Build the unsigned transaction with TronWeb, then sign the transaction ID and broadcast:
import { TronWeb } from "tronweb";

const tw = new TronWeb({ fullHost: "https://nile.trongrid.io" });

async function sendTrxTransfer(
  to: string,
  amount: number,
  tronAddress: string,
): Promise<string> {
  const wallet = dynamicClient.wallets.userWallets.find(w => w.chain === "EVM")!;
  const amountSun = BigInt(Math.round(amount * 1_000_000));

  const unsignedTx = await tw.transactionBuilder.sendTrx(
    to,
    Number(amountSun),
    tronAddress,
  );

  // The transaction ID is the hash to sign
  const txId = unsignedTx.txID.replace(/^0x/, "");
  const signature = await dynamicClient.wallets.waas.signRawMessage(wallet.id, {
    accountAddress: wallet.address,
    message: txId,
  });

  // Normalize the v-byte to Tron's expected range (27 or 28)
  const sigBytes = hexToBytes(signature.replace(/^0x/, ""));
  const sig65 = new Uint8Array(65);
  sig65.set(sigBytes.slice(0, 64));
  let v = sigBytes[64];
  if (v < 27) v += 27;
  sig65[64] = v;

  const signedTx = { ...unsignedTx, signature: [bytesToHex(sig65)] };
  const result = await tw.trx.broadcast(signedTx);

  if (!result.result) throw new Error(`Broadcast failed: ${result.message}`);
  return result.txid;
}
Tron signing is simpler than other chains because TronWeb handles transaction construction and serialization.
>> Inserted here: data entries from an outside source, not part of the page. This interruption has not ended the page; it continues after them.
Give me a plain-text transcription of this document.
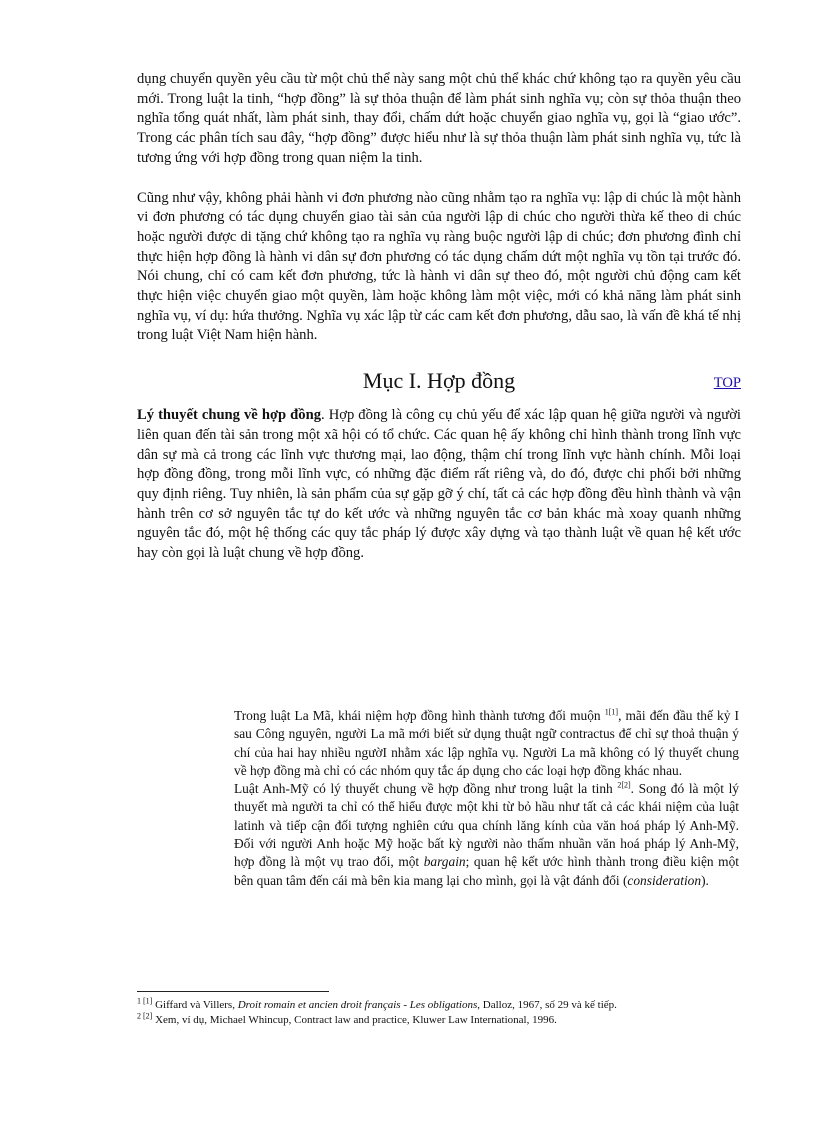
dụng chuyển quyền yêu cầu từ một chủ thể này sang một chủ thể khác chứ không tạo ra quyền yêu cầu mới. Trong luật la tinh, “hợp đồng” là sự thỏa thuận để làm phát sinh nghĩa vụ; còn sự thỏa thuận theo nghĩa tổng quát nhất, làm phát sinh, thay đổi, chấm dứt hoặc chuyển giao nghĩa vụ, gọi là “giao ước”. Trong các phân tích sau đây, “hợp đồng” được hiểu như là sự thỏa thuận làm phát sinh nghĩa vụ, tức là tương ứng với hợp đồng trong quan niệm la tinh.

Cũng như vậy, không phải hành vi đơn phương nào cũng nhằm tạo ra nghĩa vụ: lập di chúc là một hành vi đơn phương có tác dụng chuyển giao tài sản của người lập di chúc cho người thừa kế theo di chúc hoặc người được di tặng chứ không tạo ra nghĩa vụ ràng buộc người lập di chúc; đơn phương đình chỉ thực hiện hợp đồng là hành vi dân sự đơn phương có tác dụng chấm dứt một nghĩa vụ tồn tại trước đó. Nói chung, chỉ có cam kết đơn phương, tức là hành vi dân sự theo đó, một người chủ động cam kết thực hiện việc chuyển giao một quyền, làm hoặc không làm một việc, mới có khả năng làm phát sinh nghĩa vụ, ví dụ: hứa thưởng. Nghĩa vụ xác lập từ các cam kết đơn phương, dẫu sao, là vấn đề khá tế nhị trong luật Việt Nam hiện hành.

Mục I. Hợp đồng	TOP

Lý thuyết chung về hợp đồng. Hợp đồng là công cụ chủ yếu để xác lập quan hệ giữa người và người liên quan đến tài sản trong một xã hội có tổ chức. Các quan hệ ấy không chỉ hình thành trong lĩnh vực dân sự mà cả trong các lĩnh vực thương mại, lao động, thậm chí trong lĩnh vực hành chính. Mỗi loại hợp đồng đồng, trong mỗi lĩnh vực, có những đặc điểm rất riêng và, do đó, được chi phối bởi những quy định riêng. Tuy nhiên, là sản phẩm của sự gặp gỡ ý chí, tất cả các hợp đồng đều hình thành và vận hành trên cơ sở nguyên tắc tự do kết ước và những nguyên tắc cơ bản khác mà xoay quanh những nguyên tắc đó, một hệ thống các quy tắc pháp lý được xây dựng và tạo thành luật về quan hệ kết ước hay còn gọi là luật chung về hợp đồng.

Trong luật La Mã, khái niệm hợp đồng hình thành tương đối muộn $^{1[1]}$, mãi đến đầu thế kỷ I sau Công nguyên, người La mã mới biết sử dụng thuật ngữ contractus để chỉ sự thoả thuận ý chí của hai hay nhiều ngườI nhằm xác lập nghĩa vụ. Người La mã không có lý thuyết chung về hợp đồng mà chỉ có các nhóm quy tắc áp dụng cho các loại hợp đồng khác nhau.

Luật Anh-Mỹ có lý thuyết chung về hợp đồng như trong luật la tinh $^{2[2]}$. Song đó là một lý thuyết mà người ta chỉ có thể hiểu được một khi từ bỏ hầu như tất cả các khái niệm của luật latinh và tiếp cận đối tượng nghiên cứu qua chính lăng kính của văn hoá pháp lý Anh-Mỹ. Đối với người Anh hoặc Mỹ hoặc bất kỳ người nào thấm nhuần văn hoá pháp lý Anh-Mỹ, hợp đồng là một vụ trao đổi, một bargain; quan hệ kết ước hình thành trong điều kiện một bên quan tâm đến cái mà bên kia mang lại cho mình, gọi là vật đánh đổi (consideration).

$^{1 [1]}$ Giffard và Villers, Droit romain et ancien droit français - Les obligations, Dalloz, 1967, số 29 và kế tiếp.

$^{2 [2]}$ Xem, ví dụ, Michael Whincup, Contract law and practice, Kluwer Law International, 1996.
You only need to sign the transaction ID (a SHA-256 hash) using the EVM wallet’s raw signing capability.

Verify a Signature

import { TronWeb } from "tronweb";

async function verifyTronSignature(message: string, signature: string): Promise<string> {
  const tw = new TronWeb({ fullHost: "https://nile.trongrid.io" });
  return tw.trx.verifyMessageV2(message, signature);
}

Check Balance

async function getTronBalance(tronAddress: string): Promise<string> {
  const tw = new TronWeb({ fullHost: "https://nile.trongrid.io" });
  const sunBalance = await tw.trx.getBalance(tronAddress);
  return (Number(sunBalance) / 1_000_000).toString();
}
For full implementation details including TRC20 transfers see the JavaScript Tron guide. The only difference in React Native is the signing call.